At the end of a fortnight, finding no improvement, he grumbled at Providence, and slipped for a moment into his old methods of expression. Then I made a suggestion.

"You will never escape from this hideous predicament, dearest," said I, taking his great, muscular hand between my thin ones, "you will never put yourself on a proper footing with heaven again, unless you proclaim the truth, banish all these false pretences which now hem us in on every side, and explain your position to the world. Only old Mr. Murdoch, of Ealing, knows the truth. Rise up and tell everybody, grandpapa!"
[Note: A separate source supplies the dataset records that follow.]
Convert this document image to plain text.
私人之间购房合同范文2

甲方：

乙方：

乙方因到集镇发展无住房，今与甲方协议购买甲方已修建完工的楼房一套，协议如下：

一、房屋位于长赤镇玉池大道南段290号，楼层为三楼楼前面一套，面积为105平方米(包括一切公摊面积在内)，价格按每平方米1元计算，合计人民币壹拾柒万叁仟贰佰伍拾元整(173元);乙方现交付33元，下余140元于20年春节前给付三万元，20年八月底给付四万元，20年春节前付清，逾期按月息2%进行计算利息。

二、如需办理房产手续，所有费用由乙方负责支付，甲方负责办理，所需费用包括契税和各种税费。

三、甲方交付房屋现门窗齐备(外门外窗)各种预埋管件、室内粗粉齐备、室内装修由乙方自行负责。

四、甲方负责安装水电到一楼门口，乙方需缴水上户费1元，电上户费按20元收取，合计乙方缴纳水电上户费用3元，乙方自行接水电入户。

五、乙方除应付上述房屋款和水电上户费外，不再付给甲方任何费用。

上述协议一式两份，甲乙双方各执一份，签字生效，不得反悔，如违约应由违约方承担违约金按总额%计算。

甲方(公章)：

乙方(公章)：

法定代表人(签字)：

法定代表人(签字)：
He shaved now, with the exception of his moustache. This he tugged and twisted, and looked at me with undisguised contempt.

"Well, that fairly takes the crumb!" he said. "D' you actually suggest that I should go on the housetops and cry, 'Look at me, look at me, good people; I'm nearly a hundred and seven years of age; I've signed a treaty with the devil. He will have what is left of me in about three years. This ancient woman is my granddaughter. Come, all of you, pray for us'? Would you suggest I did that, Martha?"

"Something like it," I answered. "Then you would feel that you were telling the truth, at all events."

"Pretty true ring about it, certainly. Everybody would believe it, wouldn't they?"

"I could substantiate the facts, grandpapa."

"Which would merely place you in a lunatic asylum as well as me. If you are going to babble about telling the truth we may as well pack up our traps and take the train to Colney Hatch right away."

"But the world might watch you shrinking, grandpapa. A committee of doctors would find out in six weeks that you were telling the truth."

"And have people paying sixpence a head to come in and see me dwindling? I don't mean to make a circus of myself for you or anybody. If Providence can't do anything, then we'll just rip forward as we're going, and abide by the result. I'll keep up this psalm-singing one more week; then, if nothing happens, I shall go on the razzle-dazzle, and chance it."

"What d'you mean, grandpapa?"

"It doesn't matter what I mean. I shall do it anyhow."

And he did. A week later he went off for a couple of days "on the razzle-dazzle." I asked our curate if he knew the idiom. He was but recently ordained, after an undistinguished career at the University of Oxford. He said that to "go on the razzle-dazzle" meant a round of picture galleries, museums, and similar institutions, where healthy amusement might be found mingled with instruction.

"Many and many a time have I done likewise myself, Mrs. Dolphin, in the good old days of the Polytechnic," he said. "Your son will return all the better for his trip."

This, coming from a cleric, comforted me not a little.

Grandpapa certainly did seem happier after his holiday. He presently re-appeared devoid of money, but in an excellent temper. I trusted that he would take more of these excursions in future, for they served to distract his thoughts and do him good.

He was full of one topic.

"I saw the Hopskipchoff yesterday. She's quite the rage, and her romance about Viscount Dolphin is a regular joke in the music halls. I sat pretty tight, I can tell you. Not that she would recognise me, now my beard's gone. Fancy liking her! What beastly bad taste old Johnnies of five-and-forty have! Why, she's all paint, and eyes, and false hair--no more a princess than you are, Martha."

"I'm thankful you escaped that snare, dear grandpapa."

"Yes, but she's hunting for Viscount Dolphin still. Several chance acquaintances I made told me that she is. She tried Marlborough House, but that didn't wash. They shot her out mighty quick, and she says it's a conspiracy. Daresay she'll find me some day trundling a hoop or playing peg-top in the gutter. I shall be a legal infant before anybody can look round."